Będąc w trasie należy również pamiętać, aby nie dolewać zimnego oleju do rozgrzanego silnika. Zapewne zrobiłeś to nie raz i nie dwa, ale takie praktyki prędzej czy później będą miały swoje konsekwencje. Dlaczego? Ponieważ nie jesteśmy w stanie dostrzec, czy na głowicy lub wałkach rozrządu nie pojawiły się mikropęknięcia wynikające z różnicy temperatur. Najbardziej narażone są samochody, które posiadają jednostki o długich głowicach jak Nissan czy BMW, dlatego też lepiej odczekać kilka minut na „wystudzenie” silnika.

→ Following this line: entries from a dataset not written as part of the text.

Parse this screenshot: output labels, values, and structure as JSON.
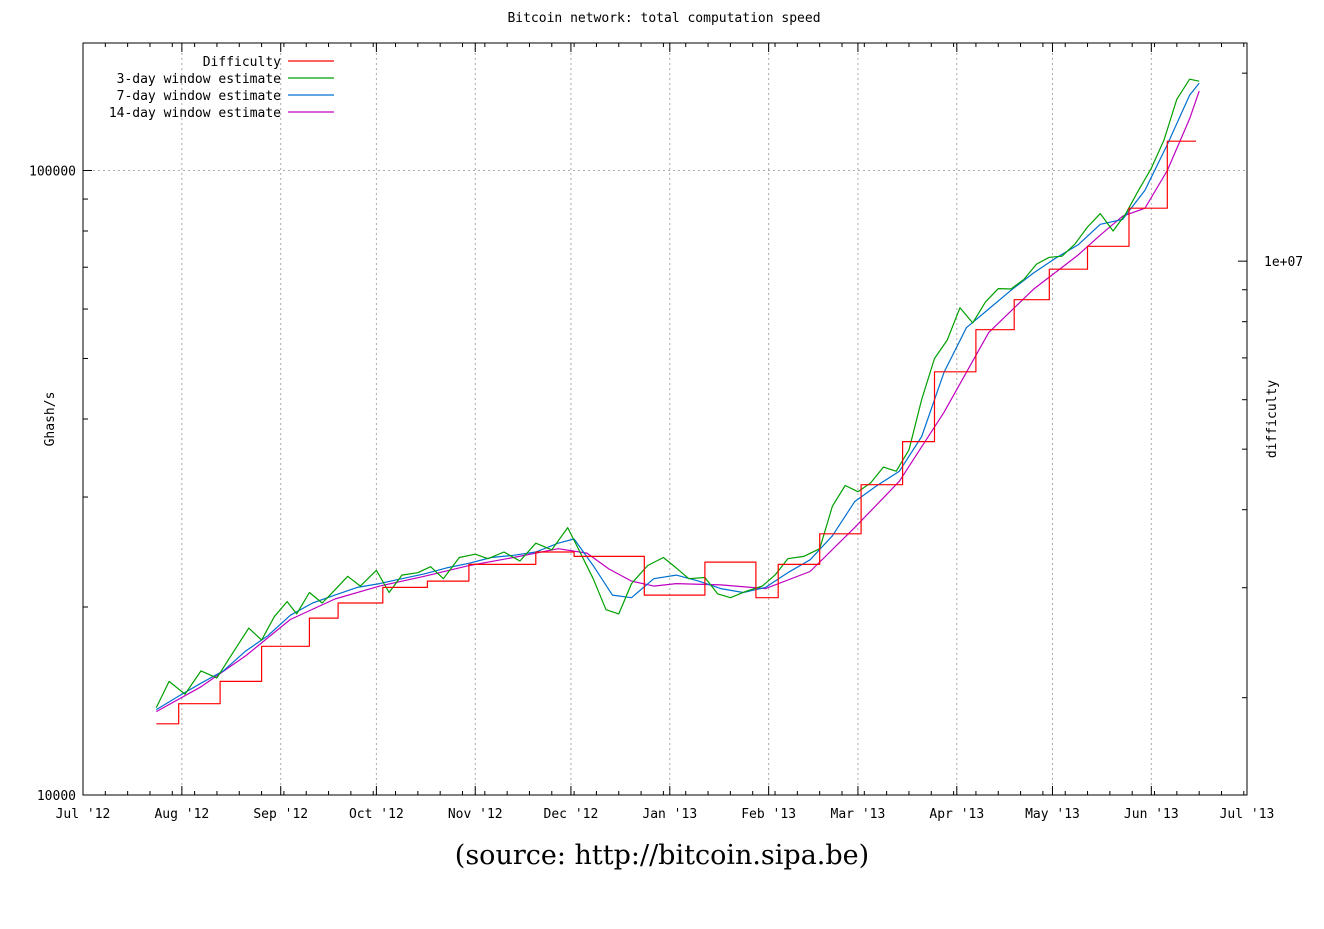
{
  "caption": "(source:  http://bitcoin.sipa.be)",
  "chart_data": {
    "type": "line",
    "title": "Bitcoin network: total computation speed",
    "ylabel": "Ghash/s",
    "y2label": "difficulty",
    "yscale": "log",
    "ylim": [
      10000,
      160000
    ],
    "y_ticks": [
      {
        "value": 10000,
        "label": "10000"
      },
      {
        "value": 100000,
        "label": "100000"
      }
    ],
    "y2_ticks": [
      {
        "value": 10000000,
        "label": "1e+07"
      }
    ],
    "xlim": [
      "2012-07-01",
      "2013-07-01"
    ],
    "x_ticks": [
      {
        "date": "2012-07-01",
        "label": "Jul '12"
      },
      {
        "date": "2012-08-01",
        "label": "Aug '12"
      },
      {
        "date": "2012-09-01",
        "label": "Sep '12"
      },
      {
        "date": "2012-10-01",
        "label": "Oct '12"
      },
      {
        "date": "2012-11-01",
        "label": "Nov '12"
      },
      {
        "date": "2012-12-01",
        "label": "Dec '12"
      },
      {
        "date": "2013-01-01",
        "label": "Jan '13"
      },
      {
        "date": "2013-02-01",
        "label": "Feb '13"
      },
      {
        "date": "2013-03-01",
        "label": "Mar '13"
      },
      {
        "date": "2013-04-01",
        "label": "Apr '13"
      },
      {
        "date": "2013-05-01",
        "label": "May '13"
      },
      {
        "date": "2013-06-01",
        "label": "Jun '13"
      },
      {
        "date": "2013-07-01",
        "label": "Jul '13"
      }
    ],
    "grid": true,
    "legend_position": "top-left",
    "series": [
      {
        "name": "Difficulty",
        "color": "#ff0000",
        "step": true,
        "points": [
          [
            "2012-07-24",
            13000
          ],
          [
            "2012-07-31",
            14000
          ],
          [
            "2012-08-13",
            15200
          ],
          [
            "2012-08-26",
            17300
          ],
          [
            "2012-09-10",
            19200
          ],
          [
            "2012-09-19",
            20300
          ],
          [
            "2012-10-03",
            21500
          ],
          [
            "2012-10-17",
            22000
          ],
          [
            "2012-10-30",
            23400
          ],
          [
            "2012-11-20",
            24500
          ],
          [
            "2012-12-02",
            24100
          ],
          [
            "2012-12-24",
            20900
          ],
          [
            "2013-01-12",
            23600
          ],
          [
            "2013-01-28",
            20700
          ],
          [
            "2013-02-04",
            23400
          ],
          [
            "2013-02-17",
            26200
          ],
          [
            "2013-03-02",
            31400
          ],
          [
            "2013-03-15",
            36800
          ],
          [
            "2013-03-25",
            47600
          ],
          [
            "2013-04-07",
            55600
          ],
          [
            "2013-04-19",
            62100
          ],
          [
            "2013-04-30",
            69500
          ],
          [
            "2013-05-12",
            75600
          ],
          [
            "2013-05-25",
            87000
          ],
          [
            "2013-06-06",
            111400
          ],
          [
            "2013-06-15",
            111400
          ]
        ]
      },
      {
        "name": "3-day window estimate",
        "color": "#00a000",
        "points": [
          [
            "2012-07-24",
            13800
          ],
          [
            "2012-07-28",
            15200
          ],
          [
            "2012-08-02",
            14500
          ],
          [
            "2012-08-07",
            15800
          ],
          [
            "2012-08-12",
            15400
          ],
          [
            "2012-08-17",
            16900
          ],
          [
            "2012-08-22",
            18500
          ],
          [
            "2012-08-26",
            17700
          ],
          [
            "2012-08-30",
            19300
          ],
          [
            "2012-09-03",
            20400
          ],
          [
            "2012-09-06",
            19500
          ],
          [
            "2012-09-10",
            21100
          ],
          [
            "2012-09-14",
            20300
          ],
          [
            "2012-09-18",
            21300
          ],
          [
            "2012-09-22",
            22400
          ],
          [
            "2012-09-26",
            21600
          ],
          [
            "2012-10-01",
            22900
          ],
          [
            "2012-10-05",
            21100
          ],
          [
            "2012-10-09",
            22500
          ],
          [
            "2012-10-14",
            22700
          ],
          [
            "2012-10-18",
            23200
          ],
          [
            "2012-10-22",
            22200
          ],
          [
            "2012-10-27",
            24000
          ],
          [
            "2012-11-01",
            24300
          ],
          [
            "2012-11-05",
            23900
          ],
          [
            "2012-11-10",
            24500
          ],
          [
            "2012-11-15",
            23700
          ],
          [
            "2012-11-20",
            25300
          ],
          [
            "2012-11-25",
            24700
          ],
          [
            "2012-11-30",
            26800
          ],
          [
            "2012-12-04",
            24400
          ],
          [
            "2012-12-08",
            22200
          ],
          [
            "2012-12-12",
            19800
          ],
          [
            "2012-12-16",
            19500
          ],
          [
            "2012-12-20",
            21800
          ],
          [
            "2012-12-25",
            23300
          ],
          [
            "2012-12-30",
            24000
          ],
          [
            "2013-01-03",
            23100
          ],
          [
            "2013-01-07",
            22200
          ],
          [
            "2013-01-12",
            22300
          ],
          [
            "2013-01-16",
            21000
          ],
          [
            "2013-01-20",
            20700
          ],
          [
            "2013-01-25",
            21200
          ],
          [
            "2013-01-30",
            21600
          ],
          [
            "2013-02-03",
            22500
          ],
          [
            "2013-02-07",
            23900
          ],
          [
            "2013-02-12",
            24100
          ],
          [
            "2013-02-17",
            24800
          ],
          [
            "2013-02-21",
            29000
          ],
          [
            "2013-02-25",
            31300
          ],
          [
            "2013-03-01",
            30600
          ],
          [
            "2013-03-05",
            31600
          ],
          [
            "2013-03-09",
            33500
          ],
          [
            "2013-03-13",
            33000
          ],
          [
            "2013-03-17",
            35700
          ],
          [
            "2013-03-21",
            43000
          ],
          [
            "2013-03-25",
            50000
          ],
          [
            "2013-03-29",
            53500
          ],
          [
            "2013-04-02",
            60300
          ],
          [
            "2013-04-06",
            57000
          ],
          [
            "2013-04-10",
            61600
          ],
          [
            "2013-04-14",
            64700
          ],
          [
            "2013-04-18",
            64600
          ],
          [
            "2013-04-22",
            66900
          ],
          [
            "2013-04-26",
            70800
          ],
          [
            "2013-04-30",
            72600
          ],
          [
            "2013-05-04",
            72900
          ],
          [
            "2013-05-08",
            76200
          ],
          [
            "2013-05-12",
            81200
          ],
          [
            "2013-05-16",
            85300
          ],
          [
            "2013-05-20",
            80000
          ],
          [
            "2013-05-24",
            85300
          ],
          [
            "2013-05-28",
            93000
          ],
          [
            "2013-06-01",
            100800
          ],
          [
            "2013-06-05",
            112000
          ],
          [
            "2013-06-09",
            130000
          ],
          [
            "2013-06-13",
            140000
          ],
          [
            "2013-06-16",
            139000
          ]
        ]
      },
      {
        "name": "7-day window estimate",
        "color": "#0070d0",
        "points": [
          [
            "2012-07-24",
            13700
          ],
          [
            "2012-07-31",
            14400
          ],
          [
            "2012-08-07",
            15100
          ],
          [
            "2012-08-14",
            15800
          ],
          [
            "2012-08-21",
            17000
          ],
          [
            "2012-08-28",
            18000
          ],
          [
            "2012-09-04",
            19400
          ],
          [
            "2012-09-11",
            20300
          ],
          [
            "2012-09-18",
            20900
          ],
          [
            "2012-09-25",
            21500
          ],
          [
            "2012-10-02",
            21800
          ],
          [
            "2012-10-09",
            22200
          ],
          [
            "2012-10-16",
            22600
          ],
          [
            "2012-10-23",
            23100
          ],
          [
            "2012-10-30",
            23500
          ],
          [
            "2012-11-06",
            24000
          ],
          [
            "2012-11-13",
            24200
          ],
          [
            "2012-11-20",
            24500
          ],
          [
            "2012-11-27",
            25300
          ],
          [
            "2012-12-02",
            25700
          ],
          [
            "2012-12-08",
            23300
          ],
          [
            "2012-12-14",
            20900
          ],
          [
            "2012-12-20",
            20700
          ],
          [
            "2012-12-27",
            22200
          ],
          [
            "2013-01-03",
            22500
          ],
          [
            "2013-01-10",
            22000
          ],
          [
            "2013-01-17",
            21400
          ],
          [
            "2013-01-24",
            21100
          ],
          [
            "2013-01-31",
            21500
          ],
          [
            "2013-02-07",
            22700
          ],
          [
            "2013-02-14",
            23800
          ],
          [
            "2013-02-21",
            26000
          ],
          [
            "2013-02-28",
            29500
          ],
          [
            "2013-03-07",
            31300
          ],
          [
            "2013-03-14",
            33000
          ],
          [
            "2013-03-21",
            37500
          ],
          [
            "2013-03-28",
            47500
          ],
          [
            "2013-04-04",
            56000
          ],
          [
            "2013-04-11",
            60000
          ],
          [
            "2013-04-18",
            64300
          ],
          [
            "2013-04-25",
            68500
          ],
          [
            "2013-05-02",
            72400
          ],
          [
            "2013-05-09",
            76000
          ],
          [
            "2013-05-16",
            82000
          ],
          [
            "2013-05-23",
            83500
          ],
          [
            "2013-05-30",
            93000
          ],
          [
            "2013-06-06",
            110000
          ],
          [
            "2013-06-13",
            132000
          ],
          [
            "2013-06-16",
            138000
          ]
        ]
      },
      {
        "name": "14-day window estimate",
        "color": "#c000c0",
        "points": [
          [
            "2012-07-24",
            13600
          ],
          [
            "2012-08-07",
            14900
          ],
          [
            "2012-08-21",
            16700
          ],
          [
            "2012-09-04",
            19100
          ],
          [
            "2012-09-18",
            20600
          ],
          [
            "2012-10-02",
            21600
          ],
          [
            "2012-10-16",
            22400
          ],
          [
            "2012-10-30",
            23300
          ],
          [
            "2012-11-13",
            24000
          ],
          [
            "2012-11-27",
            24800
          ],
          [
            "2012-12-06",
            24400
          ],
          [
            "2012-12-13",
            23000
          ],
          [
            "2012-12-20",
            22000
          ],
          [
            "2012-12-27",
            21600
          ],
          [
            "2013-01-03",
            21800
          ],
          [
            "2013-01-17",
            21700
          ],
          [
            "2013-01-31",
            21400
          ],
          [
            "2013-02-14",
            22800
          ],
          [
            "2013-02-28",
            26800
          ],
          [
            "2013-03-14",
            31800
          ],
          [
            "2013-03-28",
            41000
          ],
          [
            "2013-04-11",
            55000
          ],
          [
            "2013-04-25",
            64500
          ],
          [
            "2013-05-09",
            73200
          ],
          [
            "2013-05-16",
            78800
          ],
          [
            "2013-05-23",
            84500
          ],
          [
            "2013-05-30",
            87000
          ],
          [
            "2013-06-06",
            100000
          ],
          [
            "2013-06-13",
            121000
          ],
          [
            "2013-06-16",
            134000
          ]
        ]
      }
    ]
  }
}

Zaglądając do instrukcji obsługi naszego samochodu, na pewno znajdziemy rekomendację, aby stosować olej konkretnej marki, którą silnik został zalany jeszcze w fabryce. Najczęściej wynika to z porozumień komercyjnych pomiędzy koncernami naftowymi i motoryzacyjnymi. Gdy jednak odwiedzimy lokalny warsztat lub zajedziemy na stację benzynową, może się okazać, że dostępne są tylko produkty innej marki. Czy należy się tego obawiać?
W większości przypadków absolutnie nie. Praktycznie wszystkie dostępne w handlu oleje podlegają niezależnej certyfikacji – w naszym rejonie odpowiedzialnym za to organem jest Europejskie Stowarzyszenie Producentów Pojazdów ACEA. Gwarantuje to, że baza olejowa – stanowiąca 75-80% całego produktu – musi swoimi parametrami mieścić się w określonej specyfikacji. Co za tym idzie, wszystkie oleje można ze sobą mieszać. Należy jednak zwrócić uwagę, by za każdym razem wybrać olej o takich samych parametrach lepkości – jest to najbardziej podstawowe oznaczenie, umieszczone na każdej butelce.
Oczywiście im bardziej obciążony jest nasz silnik, tym bardziej wybór rekomendowanej marki nabiera znaczenia, bowiem jednostki o dużym stopniu sprężenia pracują w dużo węższym oknie optymalnych parametrów. Wtedy z pomocą przychodzą specyfikacje OEM, czyli poszczególnych producentów. Na odwrocie każdego oleju znajdziemy informację o tym, które z nich dany produkt spełnia. Zawsze należy jednak pamiętać, że nawet jazda z olejem, który nie będzie w 100% dopasowany do naszego silnika, jest lepsza od eksploatowania jednostki z niewystarczającym smarowaniem.